Il n’y a rien de plus dramatique pour un chef militaire qu’une solitude inhabitée. Son action doit être mue par une appréciation de la situation la plus clairvoyante possible, par des principes éthiques et une réflexion approfondie sur le sens de son engagement, plus spécialement encore dans le contexte des crises actuelles. Le recours à la force armée, ou l’éventualité de son utilisation ne doit servir qu’à un seul objectif : maintenir le niveau de violence à son plus bas niveau. La confrontation directe avec la mort, concept bien abstrait aujourd’hui, permet de s’inscrire en faux par rapport au laisser-aller permissif qu’induit l’aphorisme simpliste « nous sommes tous des morts en sursis ». Dépasser cette évidence, c’est considérer que la finitude de notre nature humaine lui donne au contraire une valeur indéfinissable. Dans un contexte de crise, on expérimente dans des proportions incroyables la malignité de l’homme et on redécouvre tout autant que sa plus grande richesse réside en son humanité. René de Naurois exprime remarquablement ce dilemme philosophique : « La guerre est destruction, et voilà pourtant qu’elle est déjà une occasion de construire, réparer, œuvrer de façon très positive. » La violence est au cœur de la nature humaine, tout comme le sont également l’altruisme et la capacité de dépassement de soi. On peut regretter que les sujets concernant la Défense ne soient pas de ceux qui intéressent le plus nos contemporains, tout comme se réjouir que ce ne soit pas leur préoccupation première, preuve que la guerre ne gronde plus à nos frontières ; cette paix chèrement gagnée face aux idéalismes totalitaires est également le fruit le plus remarquable de la construction européenne. Passer tout cela sous silence serait faire preuve d’une amnésie collective bien irresponsable.

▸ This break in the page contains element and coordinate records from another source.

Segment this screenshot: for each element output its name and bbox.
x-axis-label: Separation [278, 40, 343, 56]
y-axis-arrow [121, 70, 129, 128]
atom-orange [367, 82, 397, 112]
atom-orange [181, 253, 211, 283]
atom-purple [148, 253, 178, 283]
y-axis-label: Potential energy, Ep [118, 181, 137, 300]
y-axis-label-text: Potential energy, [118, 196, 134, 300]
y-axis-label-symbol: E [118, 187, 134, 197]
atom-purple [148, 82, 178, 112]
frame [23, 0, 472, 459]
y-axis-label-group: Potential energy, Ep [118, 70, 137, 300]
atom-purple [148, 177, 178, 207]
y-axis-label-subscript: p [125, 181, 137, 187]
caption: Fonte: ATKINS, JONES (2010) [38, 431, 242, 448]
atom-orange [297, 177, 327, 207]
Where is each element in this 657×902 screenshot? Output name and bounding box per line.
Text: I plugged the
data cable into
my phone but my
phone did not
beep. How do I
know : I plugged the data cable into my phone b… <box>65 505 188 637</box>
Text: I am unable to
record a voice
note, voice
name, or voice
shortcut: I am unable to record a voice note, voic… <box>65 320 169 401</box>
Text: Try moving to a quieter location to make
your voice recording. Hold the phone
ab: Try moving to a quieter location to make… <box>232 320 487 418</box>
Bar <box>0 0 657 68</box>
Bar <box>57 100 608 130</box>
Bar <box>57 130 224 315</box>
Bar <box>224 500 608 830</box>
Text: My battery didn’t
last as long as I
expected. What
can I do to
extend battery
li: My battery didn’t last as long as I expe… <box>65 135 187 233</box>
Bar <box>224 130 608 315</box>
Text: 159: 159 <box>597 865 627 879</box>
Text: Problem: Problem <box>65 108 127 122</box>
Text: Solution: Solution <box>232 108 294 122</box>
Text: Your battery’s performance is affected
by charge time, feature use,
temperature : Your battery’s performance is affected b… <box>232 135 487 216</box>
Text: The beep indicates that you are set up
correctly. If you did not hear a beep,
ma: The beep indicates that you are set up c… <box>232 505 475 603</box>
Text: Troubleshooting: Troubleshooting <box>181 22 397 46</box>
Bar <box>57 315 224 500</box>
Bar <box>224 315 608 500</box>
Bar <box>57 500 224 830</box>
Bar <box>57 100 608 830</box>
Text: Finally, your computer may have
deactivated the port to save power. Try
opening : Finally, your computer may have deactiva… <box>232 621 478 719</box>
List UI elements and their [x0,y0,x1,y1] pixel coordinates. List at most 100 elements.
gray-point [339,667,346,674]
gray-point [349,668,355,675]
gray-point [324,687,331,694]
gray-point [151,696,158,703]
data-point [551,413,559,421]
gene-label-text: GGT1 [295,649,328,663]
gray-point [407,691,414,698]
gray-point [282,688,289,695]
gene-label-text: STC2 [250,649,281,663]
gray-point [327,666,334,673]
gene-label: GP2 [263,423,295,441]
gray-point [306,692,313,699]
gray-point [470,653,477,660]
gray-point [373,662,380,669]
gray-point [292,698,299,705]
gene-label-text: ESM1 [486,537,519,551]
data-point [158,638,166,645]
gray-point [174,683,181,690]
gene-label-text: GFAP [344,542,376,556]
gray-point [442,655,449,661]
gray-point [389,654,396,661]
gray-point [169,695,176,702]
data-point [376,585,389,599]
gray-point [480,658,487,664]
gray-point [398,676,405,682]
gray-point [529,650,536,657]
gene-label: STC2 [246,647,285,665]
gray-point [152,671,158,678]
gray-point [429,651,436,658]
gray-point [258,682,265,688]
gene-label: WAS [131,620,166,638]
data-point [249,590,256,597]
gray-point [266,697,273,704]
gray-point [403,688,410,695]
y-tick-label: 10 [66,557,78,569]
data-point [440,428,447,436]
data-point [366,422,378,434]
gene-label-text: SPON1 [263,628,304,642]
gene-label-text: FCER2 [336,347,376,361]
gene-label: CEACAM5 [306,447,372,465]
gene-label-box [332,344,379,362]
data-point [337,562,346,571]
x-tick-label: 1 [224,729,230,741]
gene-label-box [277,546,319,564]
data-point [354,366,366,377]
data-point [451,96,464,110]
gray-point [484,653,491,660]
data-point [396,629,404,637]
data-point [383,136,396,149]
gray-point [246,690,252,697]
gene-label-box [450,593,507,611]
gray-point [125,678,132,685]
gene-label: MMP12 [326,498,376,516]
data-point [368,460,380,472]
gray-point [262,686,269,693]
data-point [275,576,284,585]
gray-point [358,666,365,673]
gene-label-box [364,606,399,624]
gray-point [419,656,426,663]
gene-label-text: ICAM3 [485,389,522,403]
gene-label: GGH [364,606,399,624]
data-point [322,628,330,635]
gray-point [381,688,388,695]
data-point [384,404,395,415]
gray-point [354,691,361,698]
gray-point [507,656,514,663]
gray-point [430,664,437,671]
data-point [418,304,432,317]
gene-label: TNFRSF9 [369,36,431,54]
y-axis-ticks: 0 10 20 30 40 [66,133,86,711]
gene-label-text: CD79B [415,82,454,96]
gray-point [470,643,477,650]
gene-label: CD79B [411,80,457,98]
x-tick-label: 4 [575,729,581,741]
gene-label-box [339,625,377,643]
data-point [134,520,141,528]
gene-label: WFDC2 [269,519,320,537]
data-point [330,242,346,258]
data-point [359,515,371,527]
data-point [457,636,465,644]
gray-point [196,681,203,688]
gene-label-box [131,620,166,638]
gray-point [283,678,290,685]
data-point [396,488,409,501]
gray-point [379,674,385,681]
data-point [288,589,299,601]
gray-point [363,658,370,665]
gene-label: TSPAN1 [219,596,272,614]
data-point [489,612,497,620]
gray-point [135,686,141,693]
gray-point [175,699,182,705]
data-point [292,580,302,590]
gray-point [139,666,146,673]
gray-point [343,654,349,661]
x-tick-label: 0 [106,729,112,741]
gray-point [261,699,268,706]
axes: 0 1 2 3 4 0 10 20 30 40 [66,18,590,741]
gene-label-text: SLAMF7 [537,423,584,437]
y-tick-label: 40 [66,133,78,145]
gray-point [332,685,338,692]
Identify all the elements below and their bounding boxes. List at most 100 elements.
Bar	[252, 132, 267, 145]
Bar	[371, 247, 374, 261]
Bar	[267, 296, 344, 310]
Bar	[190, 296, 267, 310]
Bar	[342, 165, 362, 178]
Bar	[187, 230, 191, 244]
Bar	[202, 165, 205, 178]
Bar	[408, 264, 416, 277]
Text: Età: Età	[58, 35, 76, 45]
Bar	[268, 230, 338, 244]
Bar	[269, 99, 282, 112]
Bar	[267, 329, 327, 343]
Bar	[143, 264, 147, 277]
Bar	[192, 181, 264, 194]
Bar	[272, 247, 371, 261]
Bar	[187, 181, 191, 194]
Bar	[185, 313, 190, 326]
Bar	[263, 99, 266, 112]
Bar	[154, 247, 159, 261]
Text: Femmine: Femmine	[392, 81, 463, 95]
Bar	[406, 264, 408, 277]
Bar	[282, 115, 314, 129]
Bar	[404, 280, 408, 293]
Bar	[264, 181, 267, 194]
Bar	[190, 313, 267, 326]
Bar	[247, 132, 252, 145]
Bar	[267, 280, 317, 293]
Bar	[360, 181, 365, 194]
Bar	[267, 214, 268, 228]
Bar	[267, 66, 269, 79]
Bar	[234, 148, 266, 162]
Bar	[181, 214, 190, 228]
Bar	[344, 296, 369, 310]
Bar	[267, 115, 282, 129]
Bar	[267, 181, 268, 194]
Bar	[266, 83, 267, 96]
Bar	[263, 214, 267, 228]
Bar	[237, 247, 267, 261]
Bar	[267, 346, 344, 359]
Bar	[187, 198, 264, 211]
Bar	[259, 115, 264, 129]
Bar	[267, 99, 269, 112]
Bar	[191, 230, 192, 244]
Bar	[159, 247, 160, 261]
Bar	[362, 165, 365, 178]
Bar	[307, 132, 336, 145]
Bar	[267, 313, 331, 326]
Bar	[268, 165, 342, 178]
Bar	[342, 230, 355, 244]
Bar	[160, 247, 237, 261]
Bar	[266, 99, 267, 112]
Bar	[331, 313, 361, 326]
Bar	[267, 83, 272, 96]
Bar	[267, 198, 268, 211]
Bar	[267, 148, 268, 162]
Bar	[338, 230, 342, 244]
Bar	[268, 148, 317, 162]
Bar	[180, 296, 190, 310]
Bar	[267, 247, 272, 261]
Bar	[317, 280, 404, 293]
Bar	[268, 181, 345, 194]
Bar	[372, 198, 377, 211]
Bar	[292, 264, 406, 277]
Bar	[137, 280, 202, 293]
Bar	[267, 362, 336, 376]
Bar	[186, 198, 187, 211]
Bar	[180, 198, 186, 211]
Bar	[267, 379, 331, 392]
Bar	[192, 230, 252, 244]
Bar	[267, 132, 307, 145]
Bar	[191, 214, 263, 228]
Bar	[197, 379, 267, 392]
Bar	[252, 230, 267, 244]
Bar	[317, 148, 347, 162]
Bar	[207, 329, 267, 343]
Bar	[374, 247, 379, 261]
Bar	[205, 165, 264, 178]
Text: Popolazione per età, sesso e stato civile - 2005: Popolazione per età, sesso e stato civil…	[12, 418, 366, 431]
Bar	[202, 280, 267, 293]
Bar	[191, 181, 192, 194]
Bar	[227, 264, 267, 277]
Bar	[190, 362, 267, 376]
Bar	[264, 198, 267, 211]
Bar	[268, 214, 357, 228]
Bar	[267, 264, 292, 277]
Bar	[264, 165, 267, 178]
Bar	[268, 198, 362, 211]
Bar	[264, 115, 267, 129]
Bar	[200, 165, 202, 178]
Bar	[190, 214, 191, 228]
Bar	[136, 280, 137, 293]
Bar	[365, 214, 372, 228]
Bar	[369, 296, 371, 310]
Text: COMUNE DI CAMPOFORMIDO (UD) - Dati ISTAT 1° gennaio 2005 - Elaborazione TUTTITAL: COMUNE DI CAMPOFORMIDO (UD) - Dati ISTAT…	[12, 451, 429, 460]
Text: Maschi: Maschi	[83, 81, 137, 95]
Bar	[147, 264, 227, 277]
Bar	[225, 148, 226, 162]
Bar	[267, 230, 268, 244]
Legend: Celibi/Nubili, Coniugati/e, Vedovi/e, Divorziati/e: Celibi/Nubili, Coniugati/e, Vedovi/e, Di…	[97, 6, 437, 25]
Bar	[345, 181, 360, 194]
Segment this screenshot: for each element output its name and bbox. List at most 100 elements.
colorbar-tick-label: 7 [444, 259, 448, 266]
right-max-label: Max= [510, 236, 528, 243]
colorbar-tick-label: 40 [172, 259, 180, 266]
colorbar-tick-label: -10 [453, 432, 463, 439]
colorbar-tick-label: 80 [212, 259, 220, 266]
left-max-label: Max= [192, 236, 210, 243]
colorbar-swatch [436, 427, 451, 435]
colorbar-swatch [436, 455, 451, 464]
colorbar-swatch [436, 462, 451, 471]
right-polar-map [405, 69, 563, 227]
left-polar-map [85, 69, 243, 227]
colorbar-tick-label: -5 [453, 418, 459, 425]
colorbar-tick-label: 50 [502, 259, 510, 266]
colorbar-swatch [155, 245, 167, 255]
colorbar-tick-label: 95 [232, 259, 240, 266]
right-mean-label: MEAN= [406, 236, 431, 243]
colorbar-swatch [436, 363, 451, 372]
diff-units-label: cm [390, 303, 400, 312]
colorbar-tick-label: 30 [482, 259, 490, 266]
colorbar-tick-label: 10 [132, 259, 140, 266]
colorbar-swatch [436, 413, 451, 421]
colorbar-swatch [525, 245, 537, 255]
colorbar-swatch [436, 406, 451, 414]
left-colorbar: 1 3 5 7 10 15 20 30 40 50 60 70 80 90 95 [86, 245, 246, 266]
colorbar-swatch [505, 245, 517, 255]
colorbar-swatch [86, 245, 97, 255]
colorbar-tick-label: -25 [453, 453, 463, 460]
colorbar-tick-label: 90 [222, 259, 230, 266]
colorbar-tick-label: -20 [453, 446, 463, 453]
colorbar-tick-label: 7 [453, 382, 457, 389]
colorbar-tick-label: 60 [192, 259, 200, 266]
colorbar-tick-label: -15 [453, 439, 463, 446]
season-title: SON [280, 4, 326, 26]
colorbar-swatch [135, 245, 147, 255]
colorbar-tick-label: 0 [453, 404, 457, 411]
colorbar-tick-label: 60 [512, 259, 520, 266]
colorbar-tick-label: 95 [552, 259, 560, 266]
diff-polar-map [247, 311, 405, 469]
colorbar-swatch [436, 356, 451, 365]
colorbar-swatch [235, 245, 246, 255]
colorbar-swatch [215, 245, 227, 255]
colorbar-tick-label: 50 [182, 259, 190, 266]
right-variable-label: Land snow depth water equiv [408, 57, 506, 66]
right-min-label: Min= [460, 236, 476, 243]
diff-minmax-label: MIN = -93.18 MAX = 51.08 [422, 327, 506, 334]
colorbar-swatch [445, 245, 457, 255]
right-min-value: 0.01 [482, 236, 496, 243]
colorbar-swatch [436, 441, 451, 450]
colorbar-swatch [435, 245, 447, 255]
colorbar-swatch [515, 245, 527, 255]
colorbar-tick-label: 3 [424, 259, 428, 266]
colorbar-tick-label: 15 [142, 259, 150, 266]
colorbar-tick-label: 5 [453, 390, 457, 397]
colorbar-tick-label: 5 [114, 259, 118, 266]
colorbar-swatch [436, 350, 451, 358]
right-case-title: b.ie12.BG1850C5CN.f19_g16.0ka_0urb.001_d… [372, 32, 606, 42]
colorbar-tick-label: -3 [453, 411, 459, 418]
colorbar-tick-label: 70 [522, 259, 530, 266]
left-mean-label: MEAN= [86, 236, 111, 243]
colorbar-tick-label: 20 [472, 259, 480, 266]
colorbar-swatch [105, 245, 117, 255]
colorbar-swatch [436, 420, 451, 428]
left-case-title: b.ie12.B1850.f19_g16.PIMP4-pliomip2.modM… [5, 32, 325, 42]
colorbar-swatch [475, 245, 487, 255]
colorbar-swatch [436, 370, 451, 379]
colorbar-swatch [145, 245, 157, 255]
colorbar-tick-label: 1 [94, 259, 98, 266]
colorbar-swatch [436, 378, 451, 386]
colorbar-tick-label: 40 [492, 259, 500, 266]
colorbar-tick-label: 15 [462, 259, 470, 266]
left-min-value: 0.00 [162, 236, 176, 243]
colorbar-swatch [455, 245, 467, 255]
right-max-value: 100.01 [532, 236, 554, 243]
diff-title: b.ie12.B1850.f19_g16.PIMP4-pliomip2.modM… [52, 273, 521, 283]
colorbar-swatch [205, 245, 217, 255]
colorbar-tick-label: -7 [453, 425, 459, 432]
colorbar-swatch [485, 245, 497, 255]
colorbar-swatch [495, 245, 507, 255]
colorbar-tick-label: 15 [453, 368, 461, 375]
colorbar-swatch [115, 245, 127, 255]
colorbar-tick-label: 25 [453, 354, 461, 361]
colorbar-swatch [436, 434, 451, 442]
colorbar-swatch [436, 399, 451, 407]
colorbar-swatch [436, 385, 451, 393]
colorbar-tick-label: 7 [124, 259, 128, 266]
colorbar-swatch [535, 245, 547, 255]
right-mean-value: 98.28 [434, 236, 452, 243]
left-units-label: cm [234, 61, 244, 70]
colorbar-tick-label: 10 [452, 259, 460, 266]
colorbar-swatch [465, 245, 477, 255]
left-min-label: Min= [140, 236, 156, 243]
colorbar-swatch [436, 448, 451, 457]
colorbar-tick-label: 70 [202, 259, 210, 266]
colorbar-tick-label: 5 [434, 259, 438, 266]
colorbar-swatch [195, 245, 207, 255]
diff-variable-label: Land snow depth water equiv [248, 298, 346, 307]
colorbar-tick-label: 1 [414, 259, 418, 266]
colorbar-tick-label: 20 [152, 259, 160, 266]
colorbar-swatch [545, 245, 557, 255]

Si la réflexion croisée est indispensable au chef militaire avant et pendant l’action, elle n’est pourtant pas toujours cultivée avec une grande assiduité, faute de temps et d’une certaine fausse modestie, forme d’orgueil qui tente de taire son nom. Pourtant, l’hyper conscience du chef, partagée avec ses hommes, expliquée convenablement et de manière adaptée, permet à chacun d’accéder à une autonomie responsable, gage d’une plus grande efficacité dans l’action. Une hyper conscience nourrie par la réalité des choses et par la réflexion, permet à tous d’exprimer leur pleine verticalité, d’être des hommes debout.
Mal vécue, l’hyper conscience peut être un frein à l’action, en induisant une distance trop importante entre la réalité des problèmes posés par une situation particulière en opération et les analyses préalables aux solutions envisagées par le décideur. Assumée convenablement, elle permet de canaliser la réflexion et favorise la mise en œuvre d’actions pertinentes. En tant que chef militaire impliqué dans un engagement opérationnel, il faut s’efforcer d’agir avec enthousiasme et humilité : sans engagement réel et concret, il ne peut y avoir de bonne compréhension de la situation ; sans recul, il ne peut y avoir de bonnes décisions.